Il Mezzogiorno soffre sempre di una bassa crescita (solo +3,3% cumulato nel periodo), leggermente inferiore in termini di consumi (+2,8%) e decisamente preoccupante sul fronte occupazionale (solo +0,4% cumulato).
Si tratta di tassi di incremento pari a circa un quarto della media nazionale e addirittura ad un sesto rispetto a quelli della ripartizione più dinamica, cioè il Nord-est.
Per quanto riguarda ciascuna regione, si evidenzia il peso della crisi su Valle d’Aosta per Pil e occupazione, Liguria per consumi e popolazione, Umbria sempre per il Pil, Molise per Pil e popolazione e la Calabria per consumi, occupazione e popolazione. Dopo ventidue anni queste regioni sono al di sotto dei livelli del 1995.
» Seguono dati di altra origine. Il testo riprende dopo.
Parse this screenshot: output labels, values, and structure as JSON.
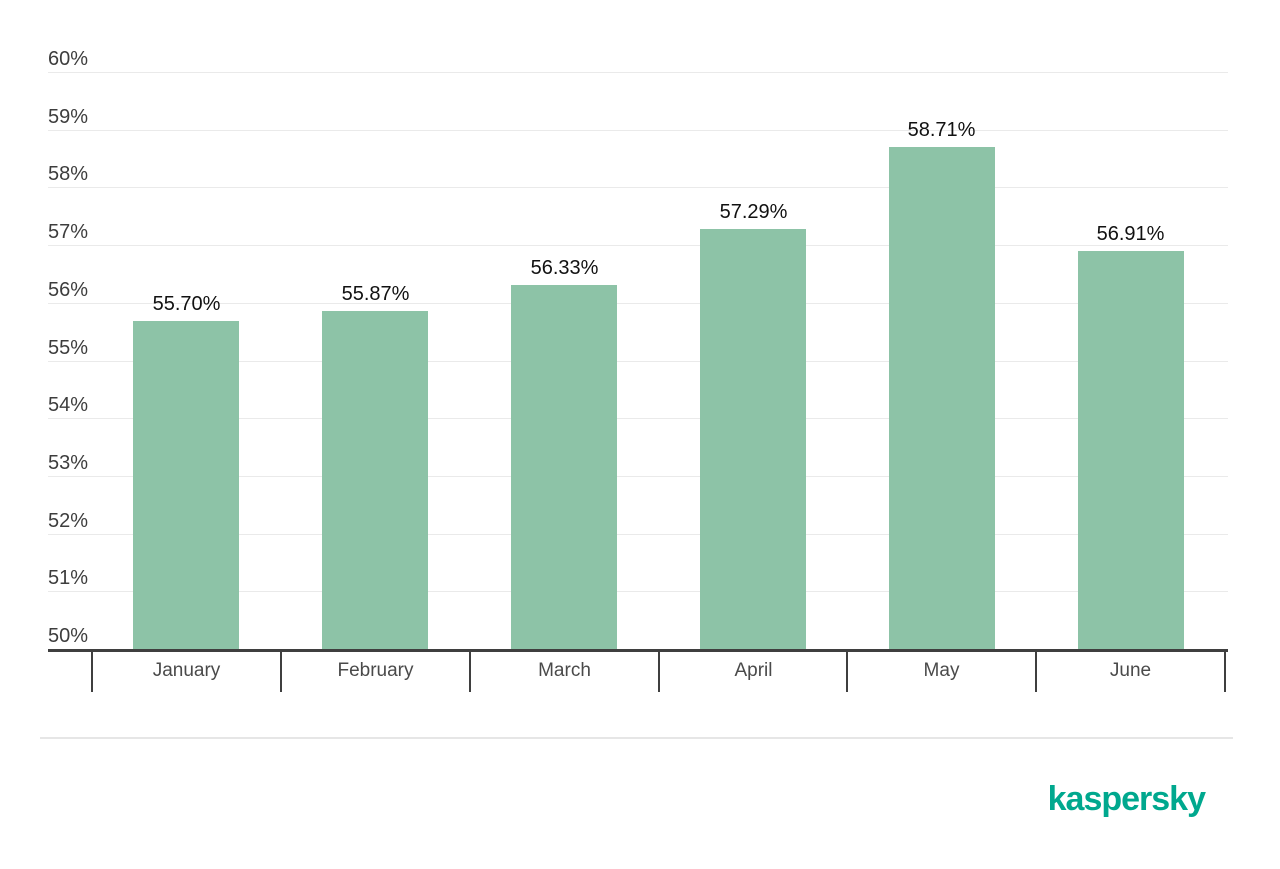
{
  "chart_data": {
    "type": "bar",
    "title": "",
    "xlabel": "",
    "ylabel": "",
    "categories": [
      "January",
      "February",
      "March",
      "April",
      "May",
      "June"
    ],
    "values": [
      55.7,
      55.87,
      56.33,
      57.29,
      58.71,
      56.91
    ],
    "value_labels": [
      "55.70%",
      "55.87%",
      "56.33%",
      "57.29%",
      "58.71%",
      "56.91%"
    ],
    "ylim": [
      50,
      60
    ],
    "y_tick_step": 1,
    "y_tick_labels": [
      "50%",
      "51%",
      "52%",
      "53%",
      "54%",
      "55%",
      "56%",
      "57%",
      "58%",
      "59%",
      "60%"
    ],
    "grid": true,
    "legend_position": "none",
    "colors": {
      "bar": "#8dc3a7",
      "gridline": "#eaeaea",
      "axis": "#3f3f3f",
      "y_tick_label": "#3d3d3d",
      "x_tick_label": "#4a4a4a",
      "value_label": "#111111"
    }
  },
  "footer": {
    "logo_text": "kaspersky",
    "logo_color": "#00a88e"
  }
}
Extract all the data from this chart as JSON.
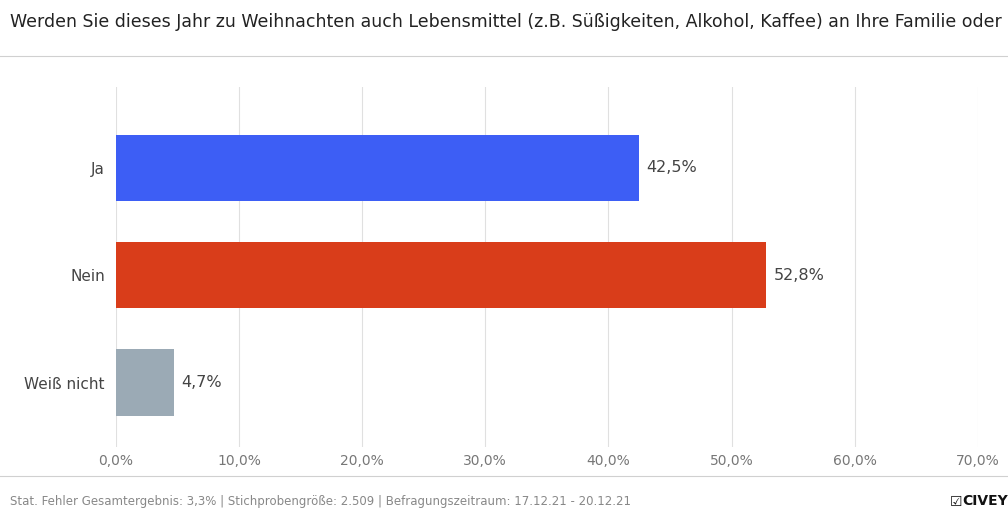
{
  "title": "Werden Sie dieses Jahr zu Weihnachten auch Lebensmittel (z.B. Süßigkeiten, Alkohol, Kaffee) an Ihre Familie oder Freunde verschenken?",
  "categories": [
    "Ja",
    "Nein",
    "Weiß nicht"
  ],
  "values": [
    42.5,
    52.8,
    4.7
  ],
  "colors": [
    "#3d5ef5",
    "#d93d1a",
    "#9baab5"
  ],
  "label_texts": [
    "42,5%",
    "52,8%",
    "4,7%"
  ],
  "xlim": [
    0,
    70
  ],
  "xticks": [
    0,
    10,
    20,
    30,
    40,
    50,
    60,
    70
  ],
  "xtick_labels": [
    "0,0%",
    "10,0%",
    "20,0%",
    "30,0%",
    "40,0%",
    "50,0%",
    "60,0%",
    "70,0%"
  ],
  "footer_text": "Stat. Fehler Gesamtergebnis: 3,3% | Stichprobengröße: 2.509 | Befragungszeitraum: 17.12.21 - 20.12.21",
  "background_color": "#ffffff",
  "bar_height": 0.62,
  "title_fontsize": 12.5,
  "label_fontsize": 11.5,
  "ytick_fontsize": 11,
  "xtick_fontsize": 10,
  "footer_fontsize": 8.5
}
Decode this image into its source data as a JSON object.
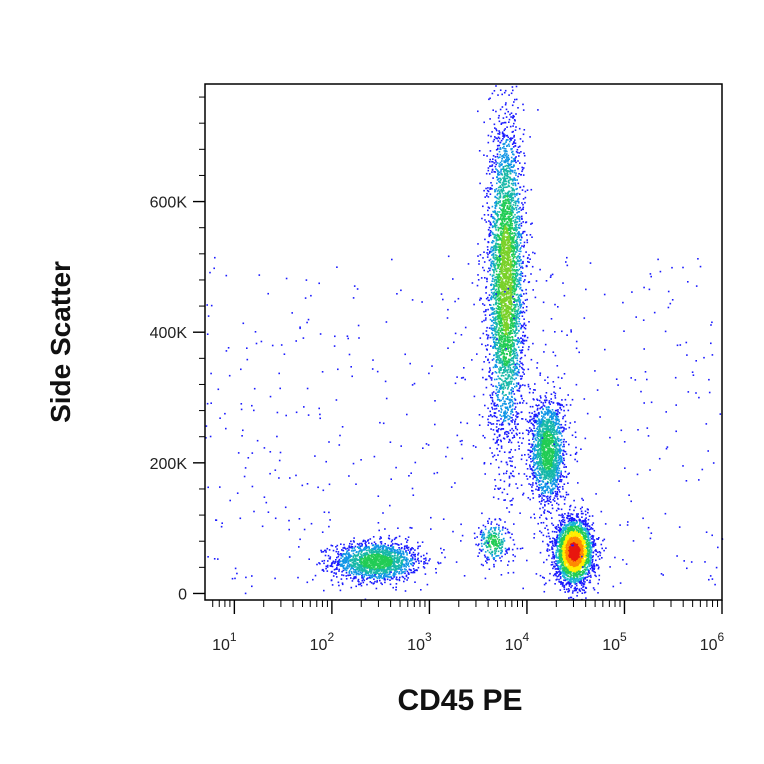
{
  "chart_data": {
    "type": "scatter",
    "title": "",
    "xlabel": "CD45 PE",
    "ylabel": "Side Scatter",
    "x_scale": "log",
    "xlim": [
      5,
      1000000
    ],
    "ylim": [
      -10000,
      780000
    ],
    "x_ticks": [
      {
        "value": 10,
        "base": "10",
        "exp": "1"
      },
      {
        "value": 100,
        "base": "10",
        "exp": "2"
      },
      {
        "value": 1000,
        "base": "10",
        "exp": "3"
      },
      {
        "value": 10000,
        "base": "10",
        "exp": "4"
      },
      {
        "value": 100000,
        "base": "10",
        "exp": "5"
      },
      {
        "value": 1000000,
        "base": "10",
        "exp": "6"
      }
    ],
    "y_ticks": [
      {
        "value": 0,
        "label": "0"
      },
      {
        "value": 200000,
        "label": "200K"
      },
      {
        "value": 400000,
        "label": "400K"
      },
      {
        "value": 600000,
        "label": "600K"
      }
    ],
    "grid": false,
    "legend": "none",
    "colors": {
      "low": "#1a1aff",
      "mid": "#22cc55",
      "high_mid": "#ffee00",
      "peak": "#e8170f"
    },
    "populations": [
      {
        "center_x": 280,
        "center_y": 50000,
        "spread_log_x": 0.22,
        "spread_y": 15000,
        "density": "medium"
      },
      {
        "center_x": 6000,
        "center_y": 480000,
        "spread_log_x": 0.09,
        "spread_y": 120000,
        "density": "medium-high"
      },
      {
        "center_x": 16000,
        "center_y": 220000,
        "spread_log_x": 0.09,
        "spread_y": 40000,
        "density": "medium"
      },
      {
        "center_x": 30000,
        "center_y": 65000,
        "spread_log_x": 0.1,
        "spread_y": 25000,
        "density": "peak"
      },
      {
        "center_x": 4500,
        "center_y": 80000,
        "spread_log_x": 0.08,
        "spread_y": 15000,
        "density": "low"
      }
    ]
  }
}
“Tanto più che la crisi – rileva Confcommercio – che oggi si può collocare nei due bienni 2008- 2009 e 2012-2013, oltre ad aver riportato l’economia italiana sui valori di metà anni ’90 ha avuto tra le conseguenze più pesanti l’interruzione del pur modesto processo di convergenza tra le diverse aree, lasciando in eredità un Paese sempre più diviso in termini di ricchezza prodotta, consumi e occupazione”.
Nel 2007 il Pil pro capite della Calabria, la regione con il più basso prodotto per abitante, era pari a poco più del 48% di quello del Trentino Alto Adige, la regione con il maggior prodotto: questo rapporto nel 2013 è sceso al 43,8%. La ripresa avviatasi nel 2014 ha coinvolto tutti i territori mostrando spunti di vivacità anche nel Mezzogiorno. Tuttavia, essa non sembra in grado di tracciare un sentiero di sviluppo atto a determinare un significativo avvicinamento tra le diverse aree del Paese.
La tendenza al miglioramento del mercato del lavoro, al momento abbastanza diffusa tre le regioni, non appare sufficiente a fare recuperare nel 2017 i livelli occupazionali raggiunti prima del 2008. Nel Mezzogiorno si ritornerebbe soltanto ai valori della metà degli anni ’90 e in Sicilia e Calabria neppure a quelli.